CrowdStrike, the cybersecurity company at the center of massive global IT outages, blamed the meltdown on a bug in quality control software that allowed bad data in an update to be sent to millions of computers running Microsoft Windows.
CrowdStrike routinely sends out configuration updates for its Falcon Sensor product, a software suite that monitors and protects the user’s computer against threats and attacks.
Those updates are delivered in two different ways. One is called “Sensor Content,” which directly updates CrowdStrike’s Falcon Sensor and runs at the highest level of access to system resources. Separately, there is “Rapid Response Content” that updates how that sensor behaves to detect malware, allowing for fast response to changing threats.
However, a Rapid Response Content update that went out on the morning of July 19 included a broken file and slipped through CrowdStrike’s quality-control software.
The incident review further indicates that while CrowdStrike performs both automated and manual testing on sensor content, it places “trust in the checks performed in the Content Validator” on Rapid Response Content, which had until this point run smoothly.
The assumption that the Rapid Response Content rollout wouldn’t cause issues led to the Falcon Sensor loading the problematic update. This caused an out-of-bounds memory read, a type of error that occurs when a program tries to read data from memory that is outside of the bounds of what it is allowed to access. This triggered an exception that “could not be gracefully handled, resulting in a Windows operating system crash,” according to the review.

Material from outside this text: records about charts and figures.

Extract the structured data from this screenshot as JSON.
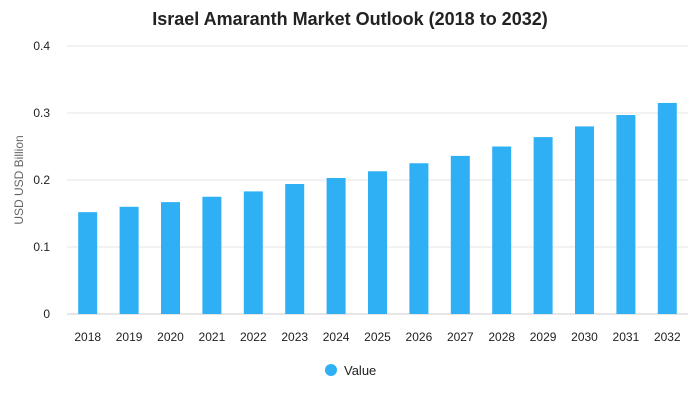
{
  "chart_data": {
    "type": "bar",
    "title": "Israel Amaranth Market Outlook (2018 to 2032)",
    "xlabel": "",
    "ylabel": "USD USD Billion",
    "categories": [
      "2018",
      "2019",
      "2020",
      "2021",
      "2022",
      "2023",
      "2024",
      "2025",
      "2026",
      "2027",
      "2028",
      "2029",
      "2030",
      "2031",
      "2032"
    ],
    "series": [
      {
        "name": "Value",
        "values": [
          0.152,
          0.16,
          0.167,
          0.175,
          0.183,
          0.194,
          0.203,
          0.213,
          0.225,
          0.236,
          0.25,
          0.264,
          0.28,
          0.297,
          0.315
        ]
      }
    ],
    "ylim": [
      0,
      0.4
    ],
    "yticks": [
      "0",
      "0.1",
      "0.2",
      "0.3",
      "0.4"
    ],
    "grid": true,
    "legend_position": "bottom-center",
    "colors": {
      "bar": "#2fb0f5",
      "grid": "#e6e6e6",
      "text": "#222222"
    }
  }
}
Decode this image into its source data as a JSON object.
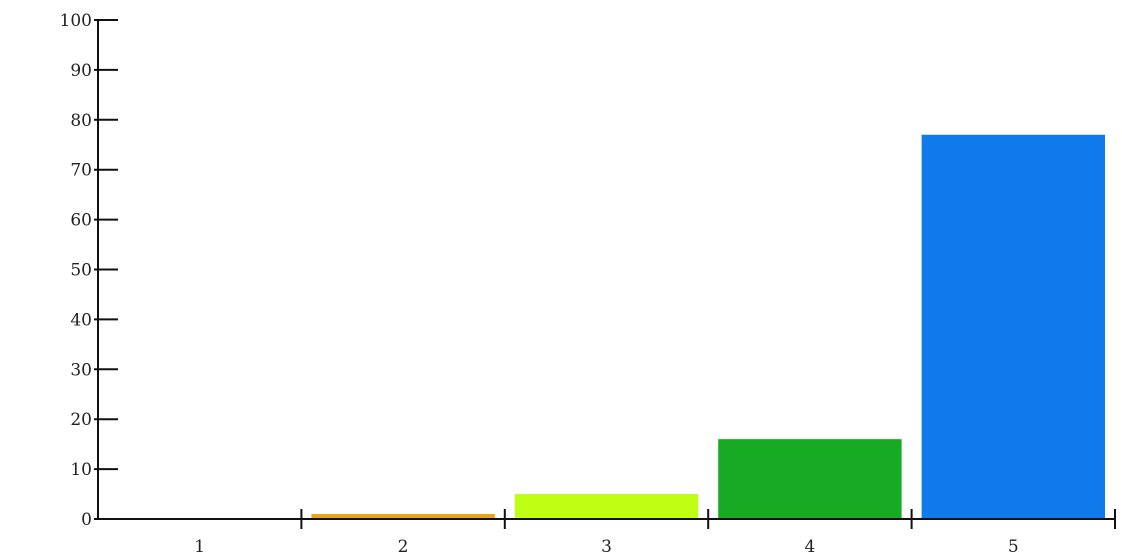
{
  "chart_data": {
    "type": "bar",
    "title": "",
    "xlabel": "",
    "ylabel": "",
    "categories": [
      "1",
      "2",
      "3",
      "4",
      "5"
    ],
    "values": [
      0,
      1,
      5,
      16,
      77
    ],
    "colors": [
      "#888888",
      "#e8a317",
      "#bfff14",
      "#17ab24",
      "#0e7aeb"
    ],
    "ylim": [
      0,
      100
    ],
    "yticks": [
      "0",
      "10",
      "20",
      "30",
      "40",
      "50",
      "60",
      "70",
      "80",
      "90",
      "100"
    ],
    "grid": false,
    "legend": "none"
  }
}
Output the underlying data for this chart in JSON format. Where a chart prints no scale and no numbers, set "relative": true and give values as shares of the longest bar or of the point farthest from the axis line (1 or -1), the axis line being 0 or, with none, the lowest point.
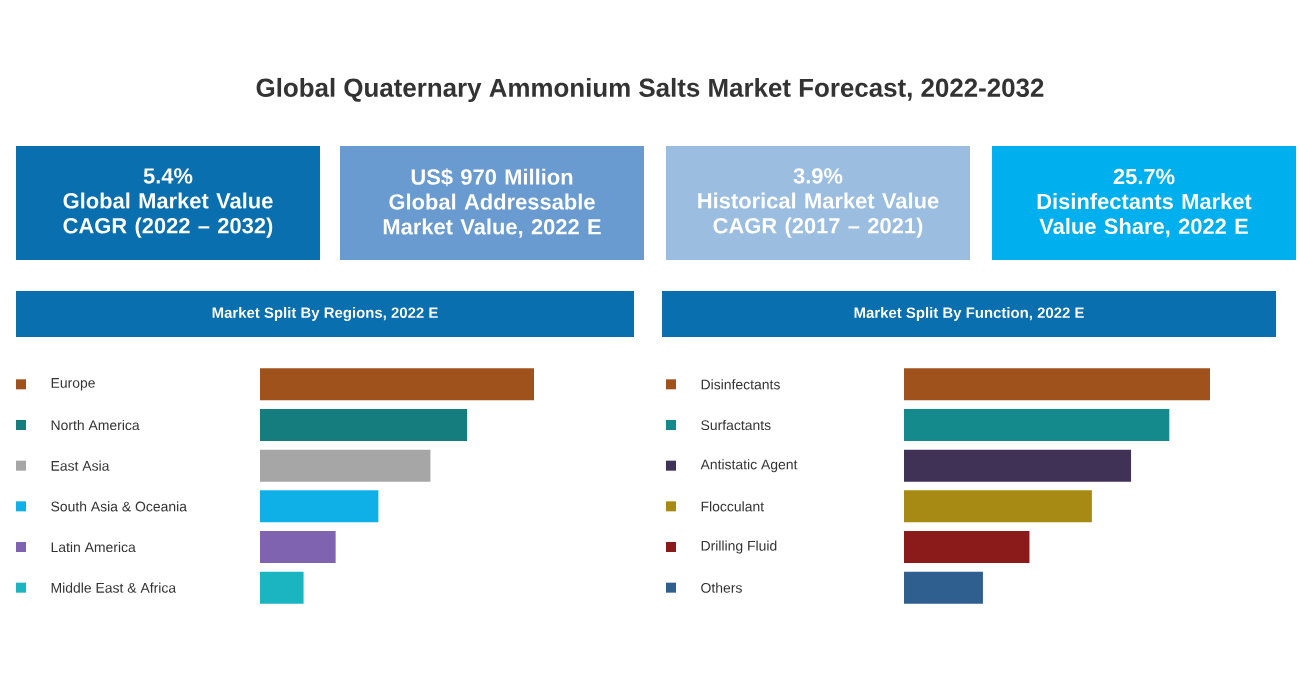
{
  "chart_data": [
    {
      "type": "other",
      "title": "Global Quaternary Ammonium Salts Market Forecast, 2022-2032",
      "annotations": [
        "5.4%",
        "Global Market Value CAGR (2022 – 2032)",
        "US$ 970 Million",
        "Global Addressable Market Value, 2022 E",
        "3.9%",
        "Historical Market Value CAGR (2017 – 2021)",
        "25.7%",
        "Disinfectants Market Value Share, 2022 E"
      ]
    },
    {
      "type": "bar",
      "orientation": "horizontal",
      "relative": true,
      "title": "Market Split By Regions, 2022 E",
      "categories": [
        "Europe",
        "North America",
        "East Asia",
        "South Asia & Oceania",
        "Latin America",
        "Middle East & Africa"
      ],
      "values": [
        1,
        0.756,
        0.622,
        0.432,
        0.276,
        0.159
      ],
      "colors": [
        "#a0521c",
        "#167d7f",
        "#a6a6a6",
        "#0fb0e8",
        "#7f63b0",
        "#1ab5c0"
      ]
    },
    {
      "type": "bar",
      "orientation": "horizontal",
      "relative": true,
      "title": "Market Split By Function, 2022 E",
      "categories": [
        "Disinfectants",
        "Surfactants",
        "Antistatic Agent",
        "Flocculant",
        "Drilling Fluid",
        "Others"
      ],
      "values": [
        1,
        0.867,
        0.742,
        0.614,
        0.41,
        0.258
      ],
      "colors": [
        "#a0521c",
        "#148a8c",
        "#3f3256",
        "#a68a14",
        "#8b1a1a",
        "#2e5f8e"
      ]
    }
  ]
}
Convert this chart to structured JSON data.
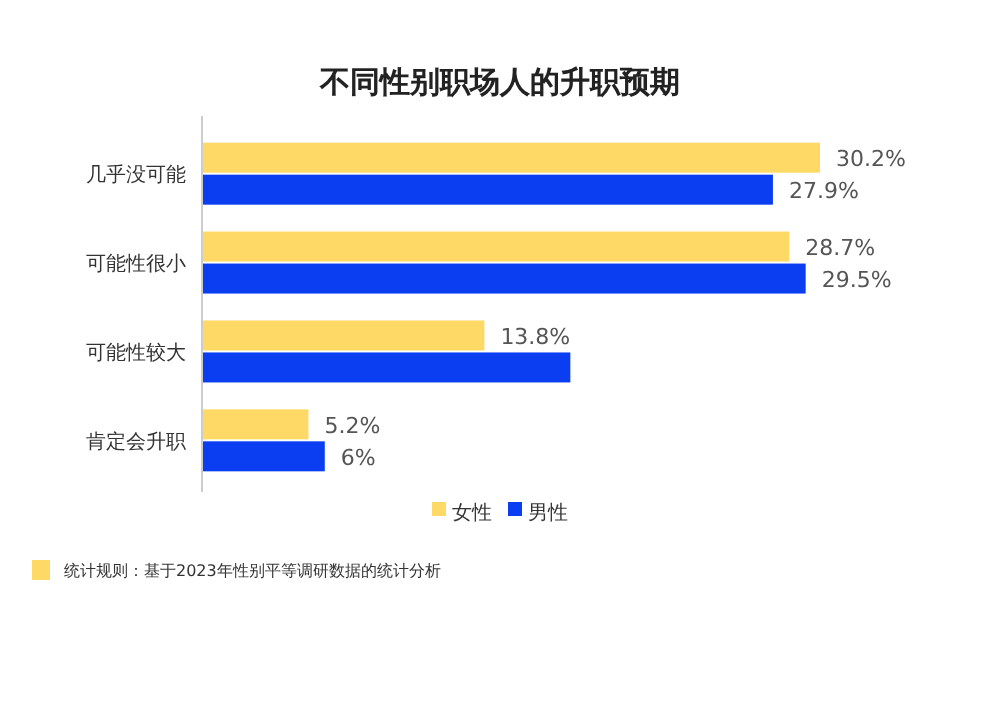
{
  "chart_data": {
    "type": "bar",
    "orientation": "horizontal",
    "title": "不同性别职场人的升职预期",
    "categories": [
      "几乎没可能",
      "可能性很小",
      "可能性较大",
      "肯定会升职"
    ],
    "series": [
      {
        "name": "女性",
        "color": "#ffd966",
        "values": [
          30.2,
          28.7,
          13.8,
          5.2
        ],
        "value_labels": [
          "30.2%",
          "28.7%",
          "13.8%",
          "5.2%"
        ]
      },
      {
        "name": "男性",
        "color": "#0a3ef0",
        "values": [
          27.9,
          29.5,
          18,
          6
        ],
        "value_labels": [
          "27.9%",
          "29.5%",
          null,
          "6%"
        ]
      }
    ],
    "legend": "bottom",
    "tick_labels": "y",
    "annotations": [
      "统计规则：基于2023年性别平等调研数据的统计分析"
    ]
  }
}
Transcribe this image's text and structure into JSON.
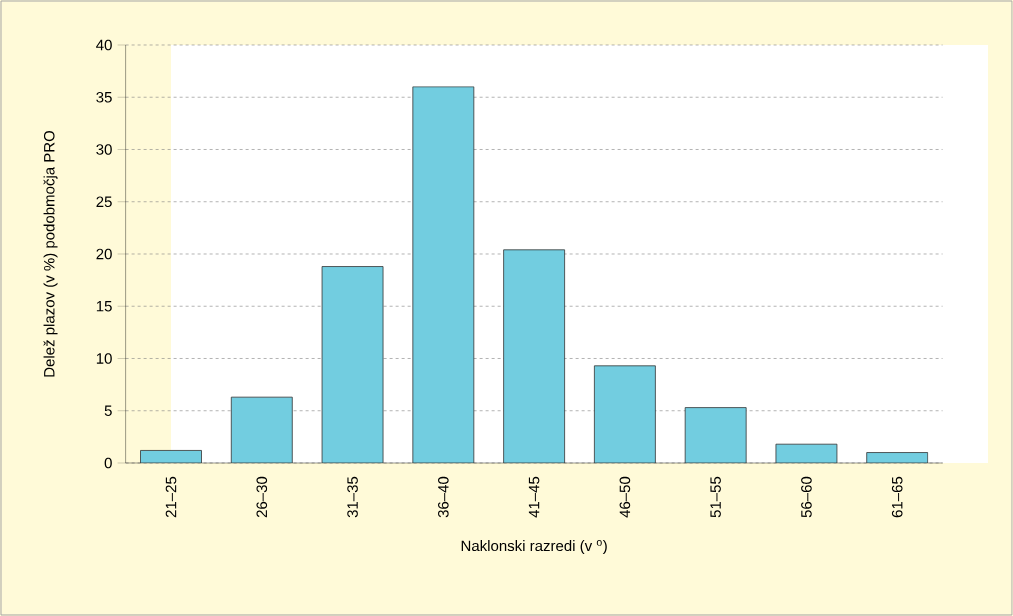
{
  "chart_data": {
    "type": "bar",
    "xlabel": "Naklonski razredi (v $^{o}$)",
    "ylabel": "Delež plazov (v %) podobmočja PRO",
    "categories": [
      "21–25",
      "26–30",
      "31–35",
      "36–40",
      "41–45",
      "46–50",
      "51–55",
      "56–60",
      "61–65"
    ],
    "values": [
      1.2,
      6.3,
      18.8,
      36.0,
      20.4,
      9.3,
      5.3,
      1.8,
      1.0
    ],
    "color": "#72cde0",
    "ylim": [
      0,
      40
    ],
    "yticks": [
      0,
      5,
      10,
      15,
      20,
      25,
      30,
      35,
      40
    ],
    "grid": "y"
  }
}
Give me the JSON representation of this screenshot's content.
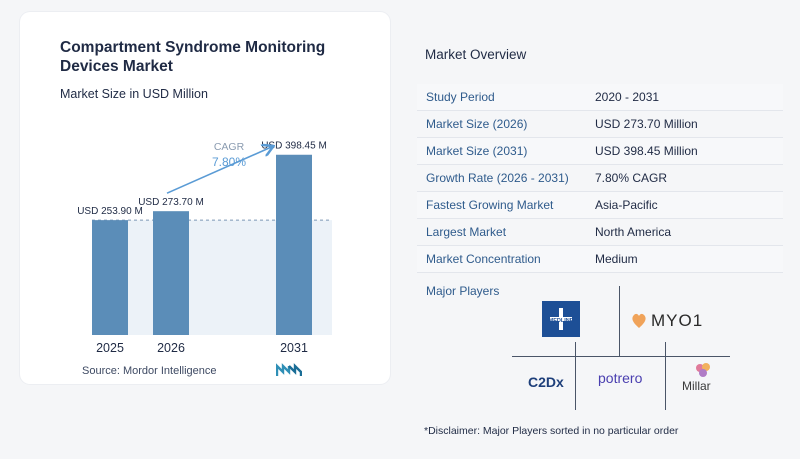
{
  "chart_data": {
    "type": "bar",
    "title": "Compartment Syndrome Monitoring Devices Market",
    "subtitle": "Market Size in USD Million",
    "categories": [
      "2025",
      "2026",
      "2031"
    ],
    "values": [
      253.9,
      273.7,
      398.45
    ],
    "data_labels": [
      "USD 253.90 M",
      "USD 273.70 M",
      "USD 398.45 M"
    ],
    "ylim": [
      0,
      420
    ],
    "cagr_label": "CAGR",
    "cagr_value": "7.80%",
    "bar_color": "#5b8db8",
    "accent_color": "#5a9bd5"
  },
  "source": "Source: Mordor Intelligence",
  "overview": {
    "title": "Market Overview",
    "rows": [
      {
        "label": "Study Period",
        "value": "2020 - 2031"
      },
      {
        "label": "Market Size (2026)",
        "value": "USD 273.70 Million"
      },
      {
        "label": "Market Size (2031)",
        "value": "USD 398.45 Million"
      },
      {
        "label": "Growth Rate (2026 - 2031)",
        "value": "7.80% CAGR"
      },
      {
        "label": "Fastest Growing Market",
        "value": "Asia-Pacific"
      },
      {
        "label": "Largest Market",
        "value": "North America"
      },
      {
        "label": "Market Concentration",
        "value": "Medium"
      }
    ]
  },
  "players": {
    "title": "Major Players",
    "items": [
      {
        "name": "MEDLINE",
        "icon": "medline-logo"
      },
      {
        "name": "MYO1",
        "icon": "myo1-logo"
      },
      {
        "name": "C2Dx",
        "icon": "c2dx-logo"
      },
      {
        "name": "potrero",
        "icon": "potrero-logo"
      },
      {
        "name": "Millar",
        "icon": "millar-logo"
      }
    ]
  },
  "disclaimer": "*Disclaimer: Major Players sorted in no particular order"
}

CrowdStrike, a California-based company, lost one-fifth of its stock value in the wake of the disaster. The firm promised to reform the way that it issues critical content updates.
Specifically, the company said it is planning to implement a “staggered deployment strategy” for future updates, first sending them out to just a handful of machines before a global rollout. This method is known in the industry as a “canary deployment.”
CrowdStrike will also “enhance existing error handling in the Content Interpreter,” which is part of the Falcon Sensor.
CrowdStrike also promised to use humans to test its Rapid Response Content, add extra validation checks to the content validator, and give customers the option to decide when and where these updates are deployed.
“Nothing is more important to me than the trust and confidence that our customers and partners have put into CrowdStrike,” George Kurtz, the company’s founder and chief executive, said in a statement following the outages.
“As we resolve this incident, you have my commitment to provide full transparency on how this occurred and steps we’re taking to prevent anything like this from happening again.”